Department of Scientific Partnerships, Siemens Healthcare France, 93200 Saint-Denis, France.
Department of Cardiology, Université Paris Cité, University Hospital of Lariboisiere, (Assistance Publique des Hôpitaux de Paris, AP-HP), 75010 Paris, France.
Eur Heart J Cardiovasc Imaging. 2024 Sep 30;25(10):1338-1348. doi: 10.1093/ehjci/jeae168.
This study aimed to determine in patients undergoing stress cardiovascular magnetic resonance (CMR) whether fully automated stress artificial intelligence (AI)-based left ventricular ejection fraction (LVEFAI) can provide incremental prognostic value to predict death above traditional prognosticators.
Between 2016 and 2018, we conducted a longitudinal study that included all consecutive patients referred for vasodilator stress CMR. LVEFAI was assessed using AI algorithm combines multiple deep learning networks for LV segmentation. The primary outcome was all-cause death assessed using the French National Registry of Death. Cox regression was used to evaluate the association of stress LVEFAI with death after adjustment for traditional risk factors and CMR findings. In 9712 patients (66 ± 15 years, 67% men), there was an excellent correlation between stress LVEFAI and LVEF measured by expert (LVEFexpert) (r = 0.94, P < 0.001). Stress LVEFAI was associated with death [median (interquartile range) follow-up 4.5 (3.7-5.2) years] before and after adjustment for risk factors [adjusted hazard ratio, 0.84 (95% confidence interval, 0.82-0.87) per 5% increment, P < 0.001]. Stress LVEFAI had similar significant association with death occurrence compared with LVEFexpert. After adjustment, stress LVEFAI value showed the greatest improvement in model discrimination and reclassification over and above traditional risk factors and stress CMR findings (C-statistic improvement: 0.11; net reclassification improvement = 0.250; integrative discrimination index = 0.049, all P < 0.001; likelihood-ratio test P < 0.001), with an incremental prognostic value over LVEFAI determined at rest.
AI-based fully automated LVEF measured at stress is independently associated with the occurrence of death in patients undergoing stress CMR, with an additional prognostic value above traditional risk factors, inducible ischaemia and late gadolinium enhancement.
本研究旨在确定接受压力心血管磁共振(CMR)检查的患者中,完全基于人工智能(AI)的自动压力左心室射血分数(LVEFAI)是否能够提供额外的预后价值,以预测除传统预后因素外的死亡。

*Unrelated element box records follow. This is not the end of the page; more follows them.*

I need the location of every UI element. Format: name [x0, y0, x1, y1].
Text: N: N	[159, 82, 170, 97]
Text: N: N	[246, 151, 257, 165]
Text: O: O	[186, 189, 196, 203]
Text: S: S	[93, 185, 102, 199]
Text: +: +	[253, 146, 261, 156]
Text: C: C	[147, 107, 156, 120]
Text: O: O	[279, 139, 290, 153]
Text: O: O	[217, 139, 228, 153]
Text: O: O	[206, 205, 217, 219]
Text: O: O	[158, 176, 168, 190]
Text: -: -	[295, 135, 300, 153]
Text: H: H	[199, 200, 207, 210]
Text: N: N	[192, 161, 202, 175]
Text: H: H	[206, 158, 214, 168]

在 2016 年至 2018 年间,我们进行了一项纵向研究,该研究纳入了所有因进行血管扩张剂压力 CMR 检查而被转诊的连续患者。使用 AI 算法对 LVEFAI 进行评估,该算法结合了多个用于 LV 分割的深度学习网络。主要终点是使用法国国家死亡登记处评估的全因死亡。使用 Cox 回归评估压力 LVEFAI 与调整传统危险因素和 CMR 发现后的死亡之间的关联。在 9712 例患者(66±15 岁,67%为男性)中,压力 LVEFAI 与专家(LVEFexpert)测量的压力 LVEF 之间存在极好的相关性(r=0.94,P<0.001)。在调整危险因素后,压力 LVEFAI 与死亡相关[中位(四分位距)随访时间 4.5(3.7-5.2)年](调整后的危险比为每增加 5%,0.84(95%置信区间,0.82-0.87),P<0.001)。压力 LVEFAI 与死亡发生的相关性与 LVEFexpert 相似。调整后,压力 LVEFAI 值在传统危险因素和压力 CMR 发现之上显示出对模型区分度和重新分类的最大改善(C 统计量改善:0.11;净重新分类改善=0.250;综合鉴别指数=0.049,均 P<0.001;似然比检验 P<0.001),与静息时 LVEFAI 相比具有额外的预后价值。
在接受压力 CMR 检查的患者中,基于 AI 的全自动压力 LVEF 与死亡的发生独立相关,在传统危险因素、诱发性缺血和晚期钆增强之上具有额外的预后价值。